Thomas Baxter was only nine years of age when his parents left the Buckeye state and removed to Schuyler county, Illinois.  There he attended the public schools and was trained to habits of industry and economy, which have proved important factors in his later success.  In 1871 he came to Kansas, locating on a farm of 80 acres, and later he purchased land of his father, so that he is now the owner of a valuable tract of 177 acres, which is pleasantly located about two miles from Willis, five and a half miles from Everest and twelve miles from Hiawatha.

The first land which he purchased was in a primitive condition, but his indefatigable labor soon wrought a great change in its appearance, for its was transformed into highly cultivated fields.  He hauled his first wheat to Atchison for market, but as the country became more thickly settled he had a nearer market for his products.  Among the improvements upon his place is an excellent orchard, containing 150 bearing trees. 

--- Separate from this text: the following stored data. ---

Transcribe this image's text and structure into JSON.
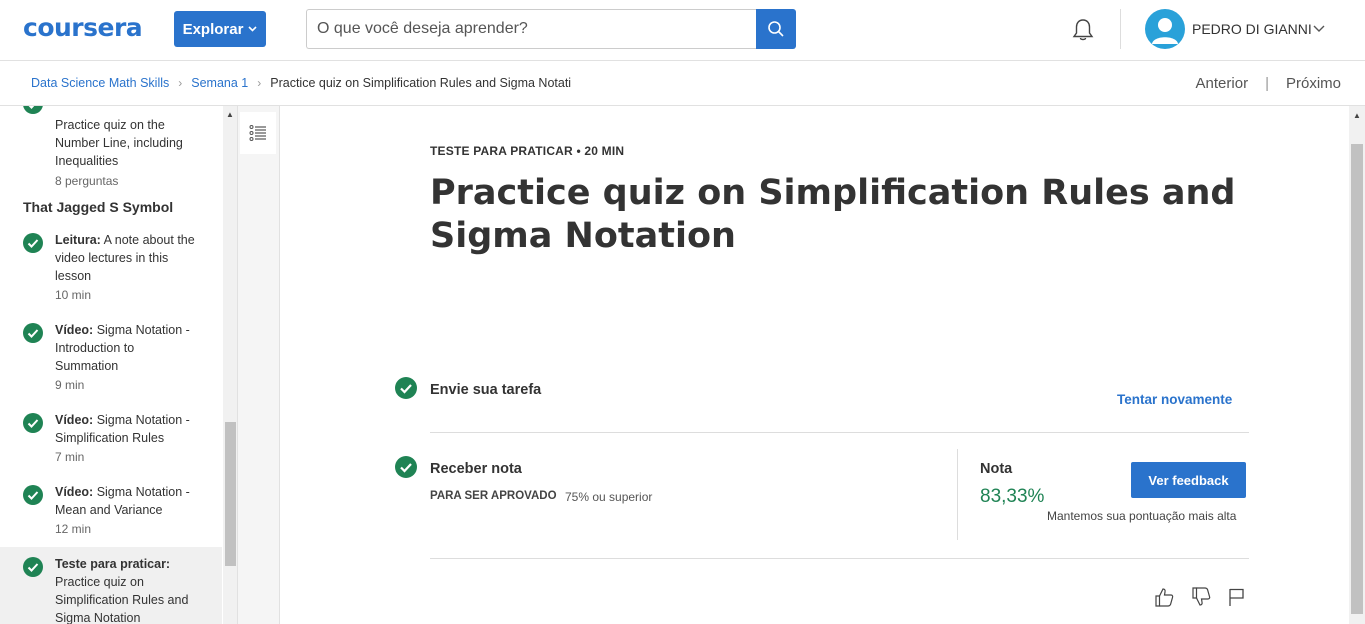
{
  "header": {
    "logo_text": "coursera",
    "explore_label": "Explorar",
    "search_placeholder": "O que você deseja aprender?",
    "user_name": "PEDRO DI GIANNI",
    "icons": [
      "search-icon",
      "bell-icon",
      "user-avatar-icon",
      "chevron-down-icon"
    ]
  },
  "breadcrumb": {
    "items": [
      "Data Science Math Skills",
      "Semana 1"
    ],
    "current": "Practice quiz on Simplification Rules and Sigma Notati",
    "prev_label": "Anterior",
    "next_label": "Próximo"
  },
  "sidebar": {
    "top_item": {
      "text": "Practice quiz on the Number Line, including Inequalities",
      "meta": "8 perguntas"
    },
    "section_title": "That Jagged S Symbol",
    "items": [
      {
        "kind": "Leitura:",
        "text": "A note about the video lectures in this lesson",
        "meta": "10 min"
      },
      {
        "kind": "Vídeo:",
        "text": "Sigma Notation - Introduction to Summation",
        "meta": "9 min"
      },
      {
        "kind": "Vídeo:",
        "text": "Sigma Notation - Simplification Rules",
        "meta": "7 min"
      },
      {
        "kind": "Vídeo:",
        "text": "Sigma Notation - Mean and Variance",
        "meta": "12 min"
      },
      {
        "kind": "Teste para praticar:",
        "text": "Practice quiz on Simplification Rules and Sigma Notation",
        "meta": ""
      }
    ]
  },
  "main": {
    "item_type": "TESTE PARA PRATICAR • 20 MIN",
    "title": "Practice quiz on Simplification Rules and Sigma Notation",
    "step1_label": "Envie sua tarefa",
    "retry_label": "Tentar novamente",
    "step2_label": "Receber nota",
    "pass_label": "PARA SER APROVADO",
    "pass_value": "75% ou superior",
    "grade_label": "Nota",
    "grade_value": "83,33%",
    "feedback_button": "Ver feedback",
    "keep_note": "Mantemos sua pontuação mais alta"
  },
  "colors": {
    "brand_blue": "#2a73cc",
    "success_green": "#1f8354"
  }
}
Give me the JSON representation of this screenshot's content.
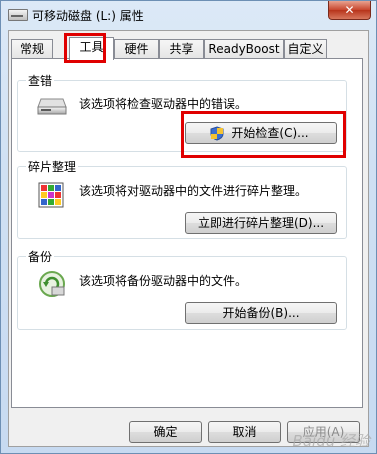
{
  "window": {
    "title": "可移动磁盘 (L:) 属性",
    "close_glyph": "✕"
  },
  "tabs": [
    {
      "label": "常规",
      "active": false
    },
    {
      "label": "工具",
      "active": true
    },
    {
      "label": "硬件",
      "active": false
    },
    {
      "label": "共享",
      "active": false
    },
    {
      "label": "ReadyBoost",
      "active": false
    },
    {
      "label": "自定义",
      "active": false
    }
  ],
  "sections": {
    "error_check": {
      "title": "查错",
      "description": "该选项将检查驱动器中的错误。",
      "button": "开始检查(C)...",
      "icon": "drive-icon"
    },
    "defrag": {
      "title": "碎片整理",
      "description": "该选项将对驱动器中的文件进行碎片整理。",
      "button": "立即进行碎片整理(D)...",
      "icon": "defrag-icon"
    },
    "backup": {
      "title": "备份",
      "description": "该选项将备份驱动器中的文件。",
      "button": "开始备份(B)...",
      "icon": "backup-icon"
    }
  },
  "footer": {
    "ok": "确定",
    "cancel": "取消",
    "apply": "应用(A)"
  },
  "watermark": "Baidu 经验",
  "colors": {
    "highlight": "#e00000",
    "title_bg": "#cfe0f3"
  }
}
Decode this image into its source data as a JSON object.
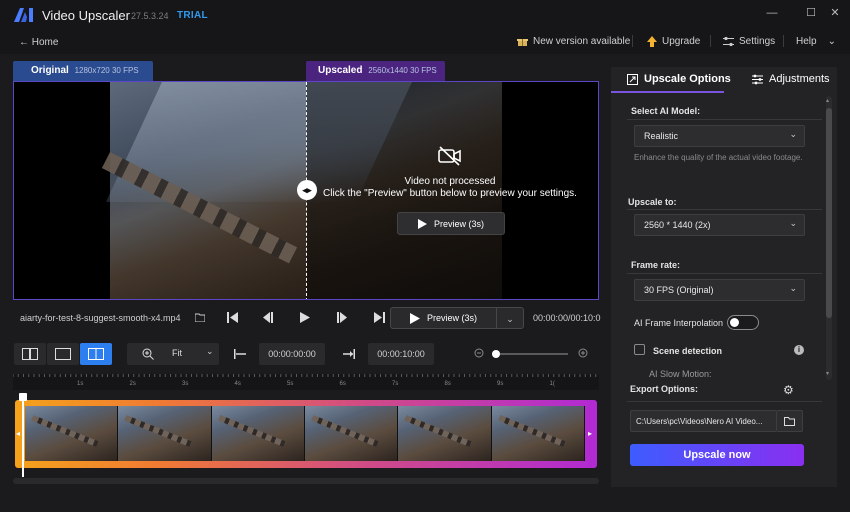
{
  "app": {
    "title": "Video Upscaler",
    "version": "27.5.3.24",
    "badge": "TRIAL",
    "window_controls": {
      "minimize": "—",
      "maximize": "☐",
      "close": "✕"
    }
  },
  "nav": {
    "home": "← Home",
    "new_version": "New version available",
    "upgrade": "Upgrade",
    "settings": "Settings",
    "help": "Help"
  },
  "preview": {
    "original_tab": "Original",
    "original_info": "1280x720 30 FPS",
    "upscaled_tab": "Upscaled",
    "upscaled_info": "2560x1440 30 FPS",
    "not_processed_title": "Video not processed",
    "not_processed_sub": "Click the \"Preview\" button below to preview your settings.",
    "inline_preview_label": "Preview (3s)",
    "split_handle": "◂▸"
  },
  "player": {
    "filename": "aiarty-for-test-8-suggest-smooth-x4.mp4",
    "preview_label": "Preview (3s)",
    "timecode": "00:00:00/00:10:0"
  },
  "timeline_tools": {
    "zoom_label": "Fit",
    "start_time": "00:00:00:00",
    "end_time": "00:00:10:00",
    "zoom_level": 0.05,
    "ruler_labels": [
      "1s",
      "2s",
      "3s",
      "4s",
      "5s",
      "6s",
      "7s",
      "8s",
      "9s",
      "1("
    ]
  },
  "right_panel": {
    "tab_upscale": "Upscale Options",
    "tab_adjust": "Adjustments",
    "ai_model_label": "Select AI Model:",
    "ai_model_value": "Realistic",
    "ai_model_desc": "Enhance the quality of the actual video footage.",
    "upscale_to_label": "Upscale to:",
    "upscale_to_value": "2560 * 1440 (2x)",
    "frame_rate_label": "Frame rate:",
    "frame_rate_value": "30 FPS (Original)",
    "interp_label": "AI Frame Interpolation",
    "scene_label": "Scene detection",
    "slow_motion_label": "AI Slow Motion:",
    "export_label": "Export Options:",
    "export_path": "C:\\Users\\pc\\Videos\\Nero AI Video...",
    "upscale_button": "Upscale now",
    "interp_enabled": false,
    "scene_enabled": false
  },
  "colors": {
    "accent_blue": "#2d7ff0",
    "accent_purple": "#7a55e0",
    "trial": "#2e9bf0",
    "track_start": "#f4a21b",
    "track_end": "#b12ad4"
  }
}
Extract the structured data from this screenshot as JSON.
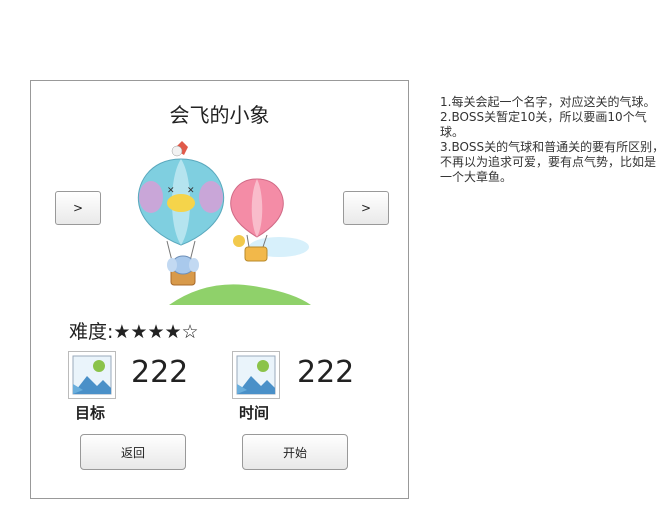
{
  "level_card": {
    "title": "会飞的小象",
    "prev_label": ">",
    "next_label": ">",
    "difficulty_text": "难度:★★★★☆",
    "goal": {
      "value": "222",
      "label": "目标"
    },
    "time": {
      "value": "222",
      "label": "时间"
    },
    "back_label": "返回",
    "start_label": "开始"
  },
  "notes": [
    "1.每关会起一个名字，对应这关的气球。",
    "2.BOSS关暂定10关，所以要画10个气球。",
    "3.BOSS关的气球和普通关的要有所区别，不再以为追求可爱，要有点气势，比如是一个大章鱼。"
  ],
  "colors": {
    "border": "#999999",
    "balloon_left": "#7fcfe0",
    "balloon_right": "#f48ca6",
    "elephant": "#a9c9ec",
    "placeholder_sky": "#4a90c8",
    "placeholder_sun": "#8bc34a"
  },
  "icons": [
    "image-placeholder-icon",
    "elephant-balloon-illustration"
  ]
}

Mr. Baxter was married, in this county, in 1872 to Miss Mary Sharp, a daughter of Joseph Sharp, now of Oklahoma.  Her death occurred in 1880.  Two children were left to mourn her loss: Myrtle, who is now the wife of Lewis Wright, of Brown county; and Earl, a young man of eighteen, who assists his father, in the cultivation of the home farm.

In December, 1885, Mr. Baxter wedded Miss Mary Graham, a successful and popular school teacher of Schuyler county, Illinois, a daughter of D. P. and Martha J. (McCreery) Graham, of Schuyler county.  Three children have been born to their union, Grace J., Ralph Graham and Glenn, but the last named died in infancy.  Mr. Baxter votes with the Republican party and believes firmly in its principles and policy.

His wife is a member of the Methodist Church and with her family attends its services.  In manners he is frank, genial and affable.  His business dealings are honorable and straightforward.  Earnest labor has brought to him success and he is now numbered among the substantial residents of Mission township.